You and your wife were truly made for Andie and Amos! It's wonderful that their personalities are different, too. You have the best of both worlds!
I would say it's a match made in heaven!


----------



## Buddy's mom forever (Jun 23, 2011)

I am very sorry I did not find the time to congratulate you earlier on your sweet addition to the family. I am so happy for you, such a beautiful pair of goldens.


----------



## CarlosW9FE (Jul 17, 2012)

*Happy Valentine's Day from Annie & Jax*

Happy Valentine's Day to everyone from Annie & Jax


----------



## sadiegold (Nov 3, 2010)

You need to let us in on the secret (the HAPPY VALENTINE PIC) what was someone holding to have their 100% attention..treats?


----------



## CarlosW9FE (Jul 17, 2012)

sadiegold said:


> You need to let us in on the secret (the HAPPY VALENTINE PIC) what was someone holding to have their 100% attention..treats?
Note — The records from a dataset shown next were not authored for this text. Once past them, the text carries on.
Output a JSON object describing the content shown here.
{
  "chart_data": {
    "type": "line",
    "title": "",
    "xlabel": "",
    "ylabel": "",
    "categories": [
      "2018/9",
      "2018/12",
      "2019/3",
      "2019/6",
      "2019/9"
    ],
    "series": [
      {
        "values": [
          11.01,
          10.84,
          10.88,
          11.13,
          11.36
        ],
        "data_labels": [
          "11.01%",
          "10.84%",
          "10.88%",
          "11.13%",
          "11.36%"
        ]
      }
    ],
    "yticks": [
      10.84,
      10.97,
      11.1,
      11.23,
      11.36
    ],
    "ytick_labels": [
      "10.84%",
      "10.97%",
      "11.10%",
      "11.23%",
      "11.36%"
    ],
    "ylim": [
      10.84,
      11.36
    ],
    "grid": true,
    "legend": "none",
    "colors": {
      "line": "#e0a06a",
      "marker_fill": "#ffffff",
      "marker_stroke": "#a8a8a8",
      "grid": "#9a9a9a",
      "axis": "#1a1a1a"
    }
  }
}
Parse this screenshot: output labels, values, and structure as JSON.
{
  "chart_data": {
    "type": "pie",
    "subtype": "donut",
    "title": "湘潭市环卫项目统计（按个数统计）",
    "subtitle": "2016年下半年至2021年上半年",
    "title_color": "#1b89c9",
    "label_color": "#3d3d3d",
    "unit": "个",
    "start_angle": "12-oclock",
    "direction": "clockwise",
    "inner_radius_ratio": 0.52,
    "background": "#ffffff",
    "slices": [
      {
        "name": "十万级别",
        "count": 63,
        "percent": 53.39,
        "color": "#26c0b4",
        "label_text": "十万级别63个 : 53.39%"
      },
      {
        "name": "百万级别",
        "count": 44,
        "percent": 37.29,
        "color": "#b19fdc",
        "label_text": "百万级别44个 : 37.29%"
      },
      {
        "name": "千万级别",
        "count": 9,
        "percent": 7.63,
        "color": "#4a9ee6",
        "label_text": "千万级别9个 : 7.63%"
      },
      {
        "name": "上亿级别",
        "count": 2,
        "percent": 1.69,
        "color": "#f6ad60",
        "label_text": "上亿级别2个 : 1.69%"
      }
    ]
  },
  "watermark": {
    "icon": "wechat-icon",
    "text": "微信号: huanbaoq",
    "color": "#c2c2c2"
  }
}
Oh yes...they sit pretty and give you full attention anytime you're holding a tasty treat.


----------



## Maddie'sMom2011 (Apr 26, 2011)

Aw, thanks!. Annie & Jax put a smile on my face.


----------



## *Laura* (Dec 13, 2011)

Annie and Jax look wonderful. Look how gorgeous they are. Must be all that good lovin' they're getting in your home.


----------



## CarlosW9FE (Jul 17, 2012)

They've become one very spoiled pair of furr kids since we got them....

Happy Valentine's Day. Hope everyone gets a special treat today.


----------



## FeatherRiverSam (Aug 7, 2009)

wd9t said:


> Our two furr kids have become so much a part of our family. Andie ("Annie") is still so full of that puppy energy and absolutely loves to play with the grandbaby. Amos ("Jax") is so laid back and mellow and just goes with the flow.
> 
> We will be starting them in their competition obedience and agility classes when I retire after March. This should be so fun and we're all looking forward to it.
> 
> Here's one of the Annie resting with the grandbaby waiting to get her to take her nap.


As I looked through your album this picture was definitely one of my favorites. What could be better than taking a nap with a Golden...makes me want to be a kid again.

Pete


----------